A friend and I have been trying for several weekends to arrange a hike, with last-minute work commitments sabotaging every trip so far. Still, we keep planning. When I suggested Pondicherry Wildlife Refuge, she said “where’s that?” I was going to refer her to a blog post here, when I discovered to my embarrassment that I hadn’t yet written about this lovely place, despite my fondness for it. Oops. Making up for lost time here.
The refuge straddles the towns of Jefferson and Whitefield. To get there from southern New Hampshire, I take I-93 through Franconia Notch and then U.S. 3 through Twin Mountain into Whitefield. There’s a airport sign in Whitefield pointing me to a right turn off route 3. A drive around the south side of the one-runway airport brings me to a little biomass plant, across from which is a well-marked parking area for Pondicherry.
From the parking area, one could be forgiven for thinking “is that all there is?” The Presidential Rail Trail extends north from there, looking like a long dirt boulevard. (In fact, it’s a busy snowmobile thoroughfare in the winter.) Cherry Pond is a mile and a half away via the trail. During my April visits, little spring flowers are usually peeking up on the sunny side of the trail when there’s still ice along the shaded side. I seldom have company here, and there is little noise except for the occasional small plane landing at the airport.
The walk into the refuge is tree-lined, making the sudden view of the Presidentials all the more startling when I arrive at Cherry Pond. I never get tired of that view.
Nearby are Little Cherry Pond and the adjacent wetlands. The Cohos Trail passes through, piggybacking on the Presidential Rail Trail for some distance.

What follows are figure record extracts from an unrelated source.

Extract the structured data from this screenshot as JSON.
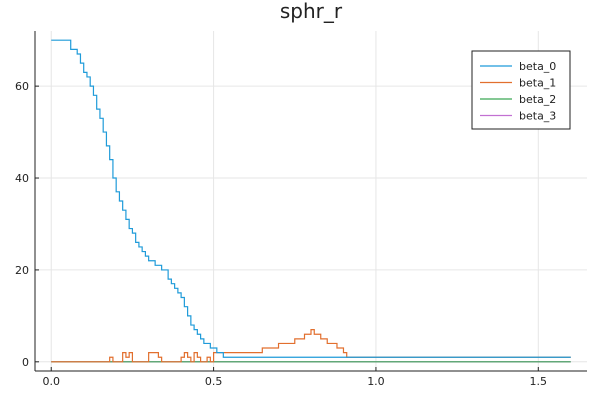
{
  "chart_data": {
    "type": "line",
    "title": "sphr_r",
    "xlabel": "",
    "ylabel": "",
    "xlim": [
      -0.05,
      1.65
    ],
    "ylim": [
      -2,
      72
    ],
    "xticks": [
      0.0,
      0.5,
      1.0,
      1.5
    ],
    "xtick_labels": [
      "0.0",
      "0.5",
      "1.0",
      "1.5"
    ],
    "yticks": [
      0,
      20,
      40,
      60
    ],
    "ytick_labels": [
      "0",
      "20",
      "40",
      "60"
    ],
    "grid": true,
    "legend_position": "top-right",
    "series": [
      {
        "name": "beta_0",
        "color": "#1f9bd9",
        "step": true,
        "x": [
          0.0,
          0.06,
          0.08,
          0.09,
          0.1,
          0.11,
          0.12,
          0.13,
          0.14,
          0.15,
          0.16,
          0.17,
          0.18,
          0.19,
          0.2,
          0.21,
          0.22,
          0.23,
          0.24,
          0.25,
          0.26,
          0.27,
          0.28,
          0.29,
          0.3,
          0.32,
          0.34,
          0.36,
          0.37,
          0.38,
          0.39,
          0.4,
          0.41,
          0.42,
          0.43,
          0.44,
          0.45,
          0.46,
          0.47,
          0.49,
          0.51,
          0.53,
          0.55,
          0.6,
          0.7,
          0.8,
          0.9,
          1.0,
          1.2,
          1.4,
          1.6
        ],
        "y": [
          70,
          68,
          67,
          65,
          63,
          62,
          60,
          58,
          55,
          53,
          50,
          47,
          44,
          40,
          37,
          35,
          33,
          31,
          29,
          28,
          26,
          25,
          24,
          23,
          22,
          21,
          20,
          18,
          17,
          16,
          15,
          14,
          12,
          10,
          8,
          7,
          6,
          5,
          4,
          3,
          2,
          1,
          1,
          1,
          1,
          1,
          1,
          1,
          1,
          1,
          1
        ]
      },
      {
        "name": "beta_1",
        "color": "#e26f2e",
        "step": true,
        "x": [
          0.0,
          0.18,
          0.19,
          0.2,
          0.22,
          0.23,
          0.24,
          0.25,
          0.3,
          0.31,
          0.33,
          0.34,
          0.35,
          0.4,
          0.41,
          0.42,
          0.43,
          0.44,
          0.45,
          0.46,
          0.48,
          0.49,
          0.5,
          0.52,
          0.55,
          0.6,
          0.65,
          0.7,
          0.75,
          0.78,
          0.8,
          0.81,
          0.82,
          0.83,
          0.85,
          0.88,
          0.9,
          0.91,
          1.0,
          1.05,
          1.2,
          1.4,
          1.6
        ],
        "y": [
          0,
          1,
          0,
          0,
          2,
          1,
          2,
          0,
          2,
          2,
          1,
          0,
          0,
          1,
          2,
          1,
          0,
          2,
          1,
          0,
          1,
          0,
          2,
          2,
          2,
          2,
          3,
          4,
          5,
          6,
          7,
          6,
          6,
          5,
          4,
          3,
          2,
          1,
          1,
          1,
          1,
          1,
          1
        ]
      },
      {
        "name": "beta_2",
        "color": "#3aa655",
        "step": true,
        "x": [
          0.0,
          0.4,
          0.45,
          1.0,
          1.05,
          1.3,
          1.35,
          1.6
        ],
        "y": [
          0,
          0,
          0,
          0,
          0,
          0,
          0,
          0
        ]
      },
      {
        "name": "beta_3",
        "color": "#c271d2",
        "step": true,
        "x": [
          0.0,
          0.5,
          1.0,
          1.39,
          1.4,
          1.6
        ],
        "y": [
          0,
          0,
          0,
          0,
          0,
          0
        ]
      }
    ]
  }
}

There’s an observation platform, affording excellent views for the birdwatcher who remembered to bring her binoculars. Critters of all sizes, from beaver to moose, find Pondicherry a congenial place.
An active (but not busy) rail line runs through the property as well. I sometimes see a few freight cars parked on a nearby siding. This quiet location still bears the old rail-line name Waumbek Junction.
The Pondicherry refuge is a cooperative venture of state, federal, and private organizations. A good guide to the Pondicherry trails can be found in the Jefferson Dome chapter of Kim Nilsen’s book 50 Hikes North of the White Mountains.
Update, 2026: Since I wrote this entry, Pondicherry Wildlife Refuge has found its way into many of my posts. I describe a recent visit in “One way to celebrate, part II,” with summertime photos.